Citrine hovered in a hallway lined with oil paintings of dead czars and colder ancestors, wings barely beating, but glitter trailing like scandal. He was wildly out of place. On purpose.
Malakhov walked beside him like a cathedral of control—black-on-black suit, gloves tighter than morality, expression carved from Siberian frost. He said nothing as they passed the guards, who saluted him like one might salute Death itself and flicked nervous glances at the hovering fairy.
Citrine blew a kiss to one of them. "Relax, darling. I only bite emotionally."
The guard flinched.
Malakhov didn't look back. "Stop harassing the staff."
"I'm an equal opportunity menace. You should be proud."
"I'm not."
"Liar," Citrine whispered, his tone lilting, wicked. "You keep me around."
Malakhov stopped at a massive iron door etched with strange grooves—like scars that healed wrong. He didn't knock. The door opened anyway.
Inside: darkness. Real and wrong.
Not the shade of night. The kind that grows in cellars beneath countries. The kind you feel between your ribs.
This was his war room.
Monitors lined the walls. Blueprints, dossiers, grainy security footage—some showing borders, others showing basements. A long table sat in the center, blacker than oil, set with enough weaponry to declare a private war and win.
Three men were already inside. Powerful. Well-fed. Quiet.
But they stood when Malakhov entered. Not from respect. From instinct. From fear.
Citrine followed behind him like a storm pretending to be a breeze.
The fairy hovered beside Malakhov's chair at the head of the table, arms folded, expression smug. One of the men frowned.
"He's still here?" he asked, nodding toward Citrine like he was vermin in couture.
Malakhov's tone didn't rise. It didn't need to.
"Speak about him like that again," he said, "and I'll feed you your tongue."
The man went silent.
Citrine's lips parted in mock awe. "Aww, Daddy defends me."
"Don't push it."
But he didn't flick him away. Didn't banish him. Didn't deny the fairy the right to hover beside him like a crown of thorns and glitter.
Because Malakhov needed him.
Not for magic. Not for power. But for the rupture Citrine brought. For the way he walked through a room and made it remember it had once laughed. Once felt.
Malakhov's empire wasn't just made of bricks and blood. It was built on grief. On revenge. A kingdom for a king who had nothing left to lose—until the orchard breathed again.

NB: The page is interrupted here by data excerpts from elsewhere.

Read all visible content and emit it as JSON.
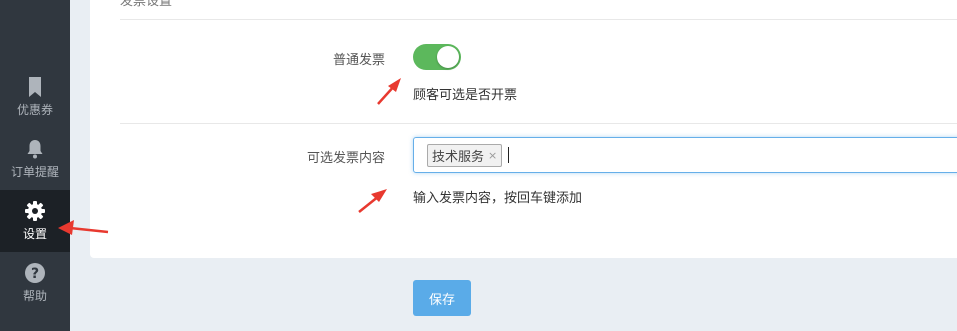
{
  "sidebar": {
    "items": [
      {
        "label": "优惠券",
        "icon": "bookmark-icon"
      },
      {
        "label": "订单提醒",
        "icon": "bell-icon"
      },
      {
        "label": "设置",
        "icon": "gear-icon",
        "active": true
      },
      {
        "label": "帮助",
        "icon": "question-icon"
      }
    ]
  },
  "section": {
    "title": "发票设置"
  },
  "invoice": {
    "toggle_label": "普通发票",
    "toggle_on": true,
    "toggle_hint": "顾客可选是否开票",
    "content_label": "可选发票内容",
    "tags": [
      "技术服务"
    ],
    "tag_remove": "×",
    "content_hint": "输入发票内容，按回车键添加"
  },
  "footer": {
    "save_label": "保存"
  },
  "colors": {
    "sidebar_bg": "#30373f",
    "sidebar_active_bg": "#1c2126",
    "toggle_on": "#5cb85c",
    "save_button": "#5aabe8",
    "annotation_arrow": "#e8392f"
  }
}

Until that damn lemon-born creature flitted into his silence and tore it like lace.
One of the other men cleared his throat. "We found two more bodies by the east dock. Branded. Same mark."
Citrine's smile faded.
Malakhov's didn't shift. He only leaned forward. "Find the source. Cut it. Leave the limbs for the crows."
No hesitation. No mercy.
Citrine drifted down to the table, toe-tapping the surface, trailing sparkles across a map of smuggling routes. "So many shadows in your house, Tsar. When do we open the windows?"
"We don't," Malakhov said. "Light only reveals the rot."

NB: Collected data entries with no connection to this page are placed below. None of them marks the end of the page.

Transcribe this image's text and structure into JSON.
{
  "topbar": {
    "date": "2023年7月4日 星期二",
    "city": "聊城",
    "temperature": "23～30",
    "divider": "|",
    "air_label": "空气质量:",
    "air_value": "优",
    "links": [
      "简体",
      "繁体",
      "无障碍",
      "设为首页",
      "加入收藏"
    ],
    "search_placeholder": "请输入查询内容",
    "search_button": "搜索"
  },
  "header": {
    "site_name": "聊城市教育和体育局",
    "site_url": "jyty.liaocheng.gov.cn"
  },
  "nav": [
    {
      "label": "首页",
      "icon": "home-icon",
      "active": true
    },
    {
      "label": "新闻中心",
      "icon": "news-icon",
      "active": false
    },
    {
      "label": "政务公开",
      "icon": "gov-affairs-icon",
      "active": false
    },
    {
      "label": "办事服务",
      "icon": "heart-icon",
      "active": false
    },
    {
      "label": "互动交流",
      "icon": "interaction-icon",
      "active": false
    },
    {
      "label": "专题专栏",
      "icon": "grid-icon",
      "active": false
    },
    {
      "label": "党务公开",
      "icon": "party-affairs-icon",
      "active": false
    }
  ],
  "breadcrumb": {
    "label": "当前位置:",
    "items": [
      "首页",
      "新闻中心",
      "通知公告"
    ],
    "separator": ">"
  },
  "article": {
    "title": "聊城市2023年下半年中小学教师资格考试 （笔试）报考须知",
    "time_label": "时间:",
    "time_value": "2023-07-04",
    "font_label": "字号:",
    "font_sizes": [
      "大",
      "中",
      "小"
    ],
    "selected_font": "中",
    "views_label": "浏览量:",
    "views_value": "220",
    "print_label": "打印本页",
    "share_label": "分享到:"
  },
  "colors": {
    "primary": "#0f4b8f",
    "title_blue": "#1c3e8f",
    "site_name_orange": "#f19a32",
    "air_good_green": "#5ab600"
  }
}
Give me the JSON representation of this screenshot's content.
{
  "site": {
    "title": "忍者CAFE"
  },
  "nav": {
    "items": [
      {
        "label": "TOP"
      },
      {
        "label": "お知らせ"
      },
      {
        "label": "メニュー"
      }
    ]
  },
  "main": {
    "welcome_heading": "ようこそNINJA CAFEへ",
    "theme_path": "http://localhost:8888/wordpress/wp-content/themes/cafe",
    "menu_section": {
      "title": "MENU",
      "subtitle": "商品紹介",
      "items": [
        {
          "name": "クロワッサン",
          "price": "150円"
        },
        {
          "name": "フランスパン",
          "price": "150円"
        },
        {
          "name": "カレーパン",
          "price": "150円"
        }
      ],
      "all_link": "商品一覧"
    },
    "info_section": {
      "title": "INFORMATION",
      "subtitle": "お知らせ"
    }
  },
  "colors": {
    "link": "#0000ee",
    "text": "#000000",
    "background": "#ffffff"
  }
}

"And yet you keep me," Citrine said, eyes narrow. "What does that say about you?"
No answer. Just a gaze—sharp and tired and ancient.
Then, in the corner of the room, a soft whimper. A sound no one else heard.

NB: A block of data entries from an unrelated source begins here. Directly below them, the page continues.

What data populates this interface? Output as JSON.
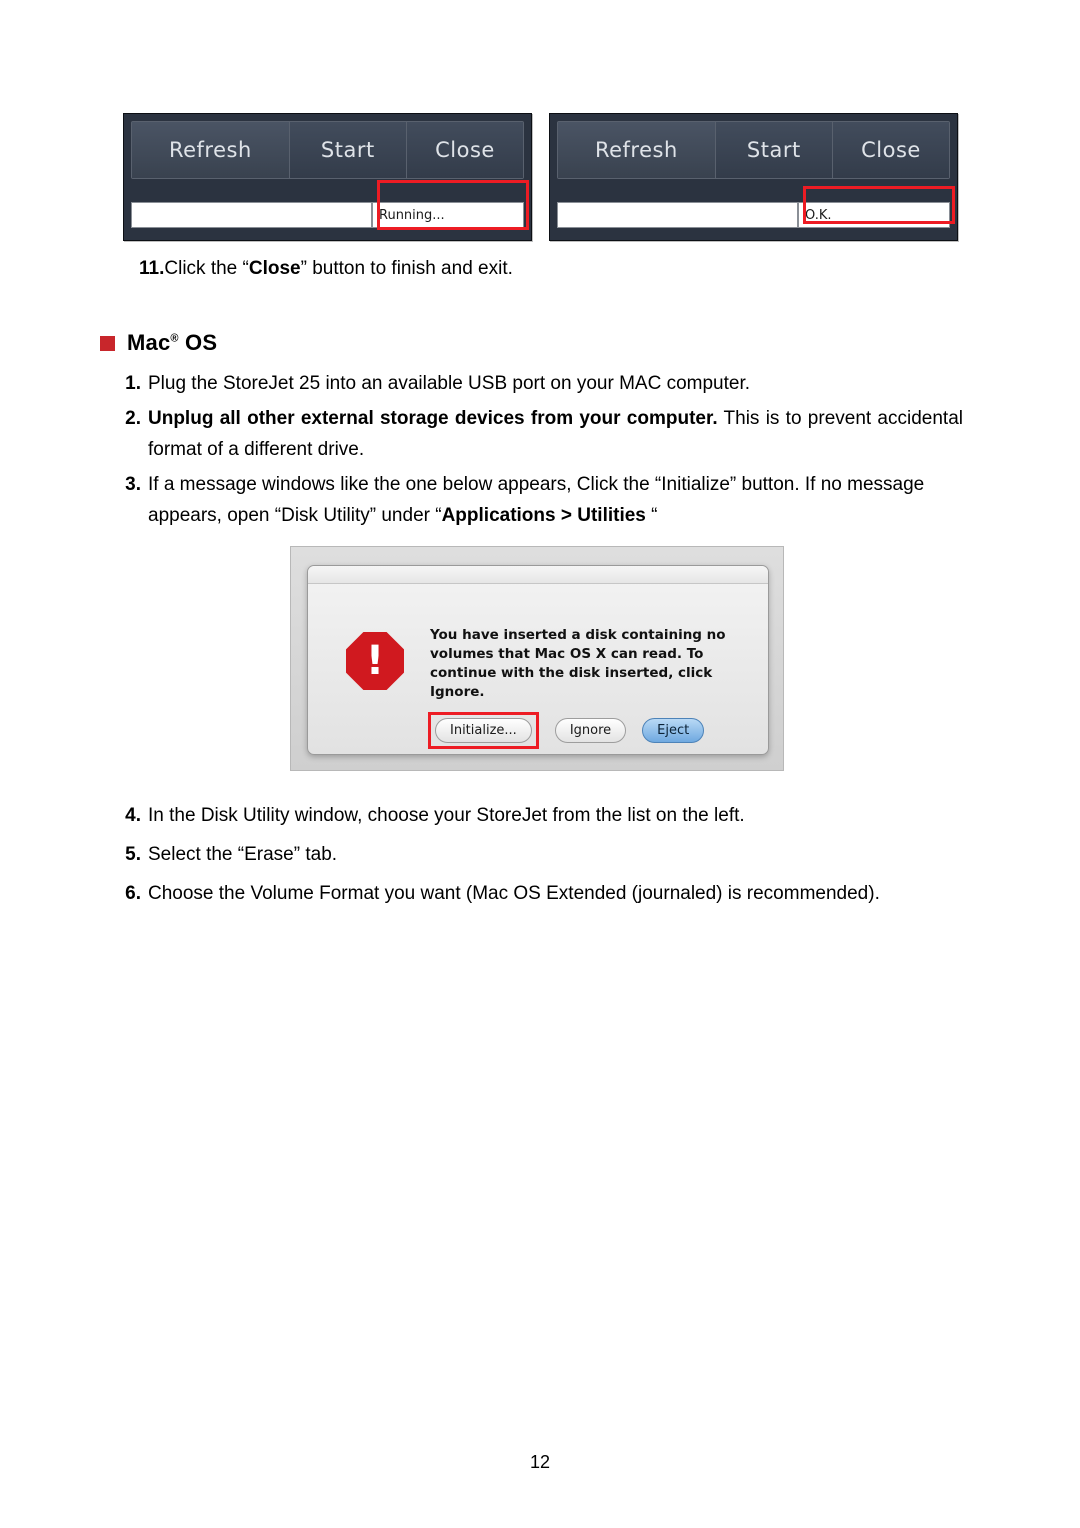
{
  "screenshots": [
    {
      "name": "running-screenshot",
      "buttons": [
        "Refresh",
        "Start",
        "Close"
      ],
      "status_value": "Running...",
      "highlight_color": "#ed1c24"
    },
    {
      "name": "ok-screenshot",
      "buttons": [
        "Refresh",
        "Start",
        "Close"
      ],
      "status_value": "O.K.",
      "highlight_color": "#ed1c24"
    }
  ],
  "step11": {
    "number": "11.",
    "pre": "Click the “",
    "bold": "Close",
    "post": "” button to finish and exit."
  },
  "mac_section": {
    "bullet_color": "#c8262b",
    "title": "Mac",
    "title_sup": "®",
    "title_rest": "OS"
  },
  "steps": [
    {
      "num": "1.",
      "text": "Plug the StoreJet 25 into an available USB port on your MAC computer."
    },
    {
      "num": "2.",
      "bold_lead": "Unplug all other external storage devices from your computer.",
      "text": " This is to prevent accidental format of a different drive."
    },
    {
      "num": "3.",
      "text_a": "If a message windows like the one below appears, Click the “Initialize” button. If no message appears, open “Disk Utility” under “",
      "bold_b": "Applications > Utilities",
      "text_c": " “"
    }
  ],
  "mac_dialog": {
    "alert_symbol": "!",
    "message": "You have inserted a disk containing no volumes that Mac OS X can read.  To continue with the disk inserted, click Ignore.",
    "buttons": [
      {
        "label": "Initialize...",
        "style": "default",
        "highlighted": true
      },
      {
        "label": "Ignore",
        "style": "default",
        "highlighted": false
      },
      {
        "label": "Eject",
        "style": "blue",
        "highlighted": false
      }
    ]
  },
  "steps2": [
    {
      "num": "4.",
      "text": "In the Disk Utility window, choose your StoreJet from the list on the left."
    },
    {
      "num": "5.",
      "text": "Select the “Erase” tab."
    },
    {
      "num": "6.",
      "text": "Choose the Volume Format you want (Mac OS Extended (journaled) is recommended)."
    }
  ],
  "page_number": "12"
}
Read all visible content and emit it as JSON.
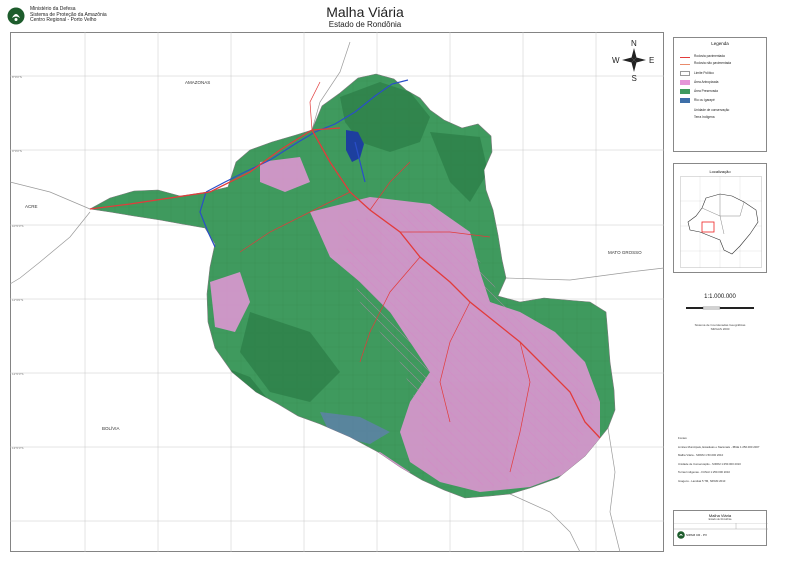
{
  "header": {
    "org_lines": [
      "Ministério da Defesa",
      "Sistema de Proteção da Amazônia",
      "Centro Regional - Porto Velho"
    ],
    "title": "Malha Viária",
    "subtitle": "Estado de Rondônia"
  },
  "map": {
    "place_labels": {
      "amazonas": "AMAZONAS",
      "acre": "ACRE",
      "mato_grosso": "MATO GROSSO",
      "bolivia": "BOLÍVIA"
    },
    "compass": {
      "n": "N",
      "s": "S",
      "e": "E",
      "w": "W"
    },
    "lat_labels": [
      "8°0'0\"S",
      "9°0'0\"S",
      "10°0'0\"S",
      "11°0'0\"S",
      "12°0'0\"S",
      "13°0'0\"S"
    ],
    "colors": {
      "forest": "#3f9a5e",
      "anthropized": "#e596d8",
      "water": "#1d3f9e",
      "road": "#e23b3b",
      "border": "#8a8a8a"
    }
  },
  "legend": {
    "title": "Legenda",
    "items": [
      {
        "label": "Rodovia pavimentada",
        "kind": "line",
        "color": "#e23b3b"
      },
      {
        "label": "Rodovia não pavimentada",
        "kind": "line",
        "color": "#e98b6b"
      },
      {
        "label": "Limite Político",
        "kind": "box",
        "color": "#ffffff"
      },
      {
        "label": "Área Antropizada",
        "kind": "box",
        "color": "#e596d8"
      },
      {
        "label": "Área Preservada",
        "kind": "box",
        "color": "#3f9a5e"
      },
      {
        "label": "Rio ou igarapé",
        "kind": "box",
        "color": "#3e6fa8"
      },
      {
        "label": "Unidade de conservação",
        "kind": "none",
        "color": ""
      },
      {
        "label": "Terra Indígena",
        "kind": "none",
        "color": ""
      }
    ]
  },
  "inset": {
    "title": "Localização"
  },
  "scale": {
    "label": "1:1.000.000",
    "note_lines": [
      "Sistema de Coordenadas Geográficas",
      "SIRGAS 2000"
    ]
  },
  "sources": [
    "Fontes:",
    "Limites Municipais, Estaduais e Nacionais - IBGE 1:250.000 2007",
    "Malha Viária - SIPAM 1:50.000 2010",
    "Unidade de Conservação - SIPAM 1:250.000 2010",
    "Terras Indígenas - FUNAI 1:250.000 2010",
    "Imagens - Landsat 5 TM, SIPAM 2010"
  ],
  "title_block": {
    "title": "Malha Viária",
    "subtitle": "Estado de Rondônia",
    "org": "SIPAM CR - PV"
  }
}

Citrine turned his head. There was no one there. But he felt it. The echo. The haunting. This house was not just full of enemies—it was a mausoleum.
He glanced at Malakhov.
"You built a throne from graves."
"And you," Malakhov muttered, "planted flowers on top of them."
A soft chime buzzed through the room. One of the men checked his phone. His face blanched. "They're here."
"Who?" Citrine asked, eyebrow arching.
The man looked at Malakhov. "The ones branding the bodies. They're outside. Armed."
Malakhov stood. "Let them in."
"Are we negotiating?"
"No," Malakhov said. "We're reminding."